On Mon, 2011-09-12 at 10:47 -0400, Mathieu Desnoyers wrote:
> * Andi Kleen (andi@xxxxxxxxxxxxxx) wrote:
> > On Mon, Sep 12, 2011 at 04:05:58PM +0200, Peter Zijlstra wrote:
> > > Subject: llist: Remove cpu_relax() usage in cmpxchg loops
> > > From: Peter Zijlstra <a.p.zijlstra@xxxxxxxxx>
> > > Date: Mon Sep 12 15:50:49 CEST 2011
> > >
> > > Initial benchmarks show they're a net loss (2 socket wsm):
> > >
> >
> > May still save power.
>
> Looking at kernel/spinlock.c:
>
> void __lockfunc __raw_##op##_lock(locktype##_t *lock) \
> {
> [...]
> while (!raw_##op##_can_lock(lock) && (lock)->break_lock)\
> arch_##op##_relax(&lock->raw_lock); \
>
> so basically, in typical locking primitives (spinlock), it looks like
> lower power consumption is preferred over getting the raw maximal
> performance in fully contented scenarios.

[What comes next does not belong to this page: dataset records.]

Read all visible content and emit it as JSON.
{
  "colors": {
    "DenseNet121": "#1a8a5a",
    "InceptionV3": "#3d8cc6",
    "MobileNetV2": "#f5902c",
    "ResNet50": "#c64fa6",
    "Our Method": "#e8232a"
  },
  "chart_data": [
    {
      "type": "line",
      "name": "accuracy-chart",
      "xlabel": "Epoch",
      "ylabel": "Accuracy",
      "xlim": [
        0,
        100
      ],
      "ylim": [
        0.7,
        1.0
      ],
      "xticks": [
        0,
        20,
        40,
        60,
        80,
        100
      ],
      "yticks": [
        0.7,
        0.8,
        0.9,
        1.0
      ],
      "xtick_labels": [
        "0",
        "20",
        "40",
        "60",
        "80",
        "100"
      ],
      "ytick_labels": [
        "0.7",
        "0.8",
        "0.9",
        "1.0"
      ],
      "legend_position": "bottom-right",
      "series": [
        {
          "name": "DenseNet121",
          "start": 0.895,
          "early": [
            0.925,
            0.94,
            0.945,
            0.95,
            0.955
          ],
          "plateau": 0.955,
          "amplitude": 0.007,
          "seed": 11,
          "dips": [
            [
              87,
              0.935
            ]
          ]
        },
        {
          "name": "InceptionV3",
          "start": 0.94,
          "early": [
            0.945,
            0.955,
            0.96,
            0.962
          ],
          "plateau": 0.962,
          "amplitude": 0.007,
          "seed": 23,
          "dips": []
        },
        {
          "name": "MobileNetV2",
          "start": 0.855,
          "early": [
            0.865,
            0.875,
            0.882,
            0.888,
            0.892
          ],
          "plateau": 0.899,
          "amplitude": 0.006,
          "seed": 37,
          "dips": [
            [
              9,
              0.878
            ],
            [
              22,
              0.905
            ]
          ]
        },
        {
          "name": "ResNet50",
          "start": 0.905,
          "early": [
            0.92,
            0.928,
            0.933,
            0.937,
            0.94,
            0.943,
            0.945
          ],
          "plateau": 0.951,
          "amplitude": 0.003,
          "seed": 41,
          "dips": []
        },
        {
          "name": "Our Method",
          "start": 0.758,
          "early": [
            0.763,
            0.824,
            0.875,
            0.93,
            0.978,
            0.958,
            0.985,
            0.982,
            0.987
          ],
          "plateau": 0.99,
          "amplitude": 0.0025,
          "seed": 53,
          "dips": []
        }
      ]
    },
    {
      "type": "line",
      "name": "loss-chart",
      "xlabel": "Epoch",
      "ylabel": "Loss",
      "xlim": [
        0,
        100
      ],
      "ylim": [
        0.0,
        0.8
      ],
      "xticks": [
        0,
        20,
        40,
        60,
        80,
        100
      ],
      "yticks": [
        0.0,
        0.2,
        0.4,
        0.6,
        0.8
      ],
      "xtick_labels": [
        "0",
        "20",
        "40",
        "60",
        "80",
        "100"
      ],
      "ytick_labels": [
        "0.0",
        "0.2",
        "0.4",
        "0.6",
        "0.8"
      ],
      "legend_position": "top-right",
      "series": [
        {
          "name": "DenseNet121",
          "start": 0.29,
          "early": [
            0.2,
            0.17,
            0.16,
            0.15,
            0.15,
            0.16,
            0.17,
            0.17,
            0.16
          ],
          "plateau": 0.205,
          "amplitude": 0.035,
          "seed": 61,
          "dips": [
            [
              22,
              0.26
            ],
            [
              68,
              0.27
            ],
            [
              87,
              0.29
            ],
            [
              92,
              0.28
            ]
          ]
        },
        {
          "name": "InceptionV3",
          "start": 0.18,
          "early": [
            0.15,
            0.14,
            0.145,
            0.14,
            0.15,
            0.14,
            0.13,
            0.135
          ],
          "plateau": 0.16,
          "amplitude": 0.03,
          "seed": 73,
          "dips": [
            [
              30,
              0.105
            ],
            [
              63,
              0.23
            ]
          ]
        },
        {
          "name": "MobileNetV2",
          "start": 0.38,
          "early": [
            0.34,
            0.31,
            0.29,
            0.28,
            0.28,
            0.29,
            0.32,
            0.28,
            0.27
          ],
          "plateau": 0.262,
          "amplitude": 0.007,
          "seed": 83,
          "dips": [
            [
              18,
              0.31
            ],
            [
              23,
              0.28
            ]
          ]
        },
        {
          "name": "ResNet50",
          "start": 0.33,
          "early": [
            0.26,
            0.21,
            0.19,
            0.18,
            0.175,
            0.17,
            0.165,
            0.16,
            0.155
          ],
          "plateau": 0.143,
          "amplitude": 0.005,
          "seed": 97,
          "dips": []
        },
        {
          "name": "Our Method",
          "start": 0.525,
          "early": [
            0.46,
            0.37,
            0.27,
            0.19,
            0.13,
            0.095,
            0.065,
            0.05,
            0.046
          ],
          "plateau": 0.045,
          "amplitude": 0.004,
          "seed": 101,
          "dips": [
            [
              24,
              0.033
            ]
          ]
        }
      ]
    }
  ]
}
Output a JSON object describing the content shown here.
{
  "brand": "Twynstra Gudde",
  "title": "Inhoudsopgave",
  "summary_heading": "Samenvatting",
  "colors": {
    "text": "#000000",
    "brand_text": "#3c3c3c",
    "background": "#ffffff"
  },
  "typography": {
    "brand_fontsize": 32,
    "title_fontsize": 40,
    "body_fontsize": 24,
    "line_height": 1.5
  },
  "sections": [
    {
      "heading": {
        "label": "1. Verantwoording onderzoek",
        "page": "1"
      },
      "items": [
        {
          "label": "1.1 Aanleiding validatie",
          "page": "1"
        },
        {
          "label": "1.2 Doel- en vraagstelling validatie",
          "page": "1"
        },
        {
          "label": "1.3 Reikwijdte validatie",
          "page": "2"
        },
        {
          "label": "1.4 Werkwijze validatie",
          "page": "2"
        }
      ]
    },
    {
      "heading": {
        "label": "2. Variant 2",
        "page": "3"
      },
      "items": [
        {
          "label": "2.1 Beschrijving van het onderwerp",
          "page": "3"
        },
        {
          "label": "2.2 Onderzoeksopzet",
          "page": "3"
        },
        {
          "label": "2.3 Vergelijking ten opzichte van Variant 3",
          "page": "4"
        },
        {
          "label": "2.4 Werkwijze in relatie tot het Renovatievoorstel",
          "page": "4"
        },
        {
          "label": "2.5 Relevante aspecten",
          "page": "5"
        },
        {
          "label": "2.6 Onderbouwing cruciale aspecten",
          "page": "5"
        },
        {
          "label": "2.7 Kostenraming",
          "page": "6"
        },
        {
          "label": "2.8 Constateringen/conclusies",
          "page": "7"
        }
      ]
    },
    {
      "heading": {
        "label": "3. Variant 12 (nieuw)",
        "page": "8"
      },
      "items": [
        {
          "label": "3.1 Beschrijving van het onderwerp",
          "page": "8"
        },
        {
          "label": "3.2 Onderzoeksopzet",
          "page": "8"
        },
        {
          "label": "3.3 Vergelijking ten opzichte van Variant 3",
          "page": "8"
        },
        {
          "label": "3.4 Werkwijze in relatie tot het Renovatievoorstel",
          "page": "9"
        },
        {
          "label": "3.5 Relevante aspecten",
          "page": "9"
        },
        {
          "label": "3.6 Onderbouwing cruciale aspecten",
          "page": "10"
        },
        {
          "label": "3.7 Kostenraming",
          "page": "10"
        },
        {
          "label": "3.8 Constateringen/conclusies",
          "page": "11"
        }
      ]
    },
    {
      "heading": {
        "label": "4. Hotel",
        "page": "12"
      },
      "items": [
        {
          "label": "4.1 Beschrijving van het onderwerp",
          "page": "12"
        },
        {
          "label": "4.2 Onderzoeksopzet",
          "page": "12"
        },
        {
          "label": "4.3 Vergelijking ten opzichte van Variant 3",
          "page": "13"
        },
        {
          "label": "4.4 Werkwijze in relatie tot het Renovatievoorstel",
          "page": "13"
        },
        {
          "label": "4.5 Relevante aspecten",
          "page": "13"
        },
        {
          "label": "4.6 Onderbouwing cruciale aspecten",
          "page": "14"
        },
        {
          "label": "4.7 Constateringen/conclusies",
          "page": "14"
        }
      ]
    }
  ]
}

Who says its about power consumption? That was a baseless claim made by
Andi which you propagate as a truth. Typically PAUSE is too short to
really save any power and the only gain of having it in loops is to
provide a window where another core on the cache domain can have a go.

If power consumption would be the prime concern Intel should fix their
damn mwait implementation so we can use that for locks. Local spinners +
mwait would give a very power efficient 'spin'-lock.

> So what is the rationale for making those lock-less lists retry scheme
> different from spinlocks here ?

PAUSE should help on the medium contended case (it would be pointless on
heavy contention), but hurt the lightly contended case. We have all
kinds of contention spinlocks in the kernel, but we don't as of yet have
very contended llist users in the kernel.

Furthermore, I would argue we should avoid growing them, significantly
contended atomic ops are bad, use a different scheme.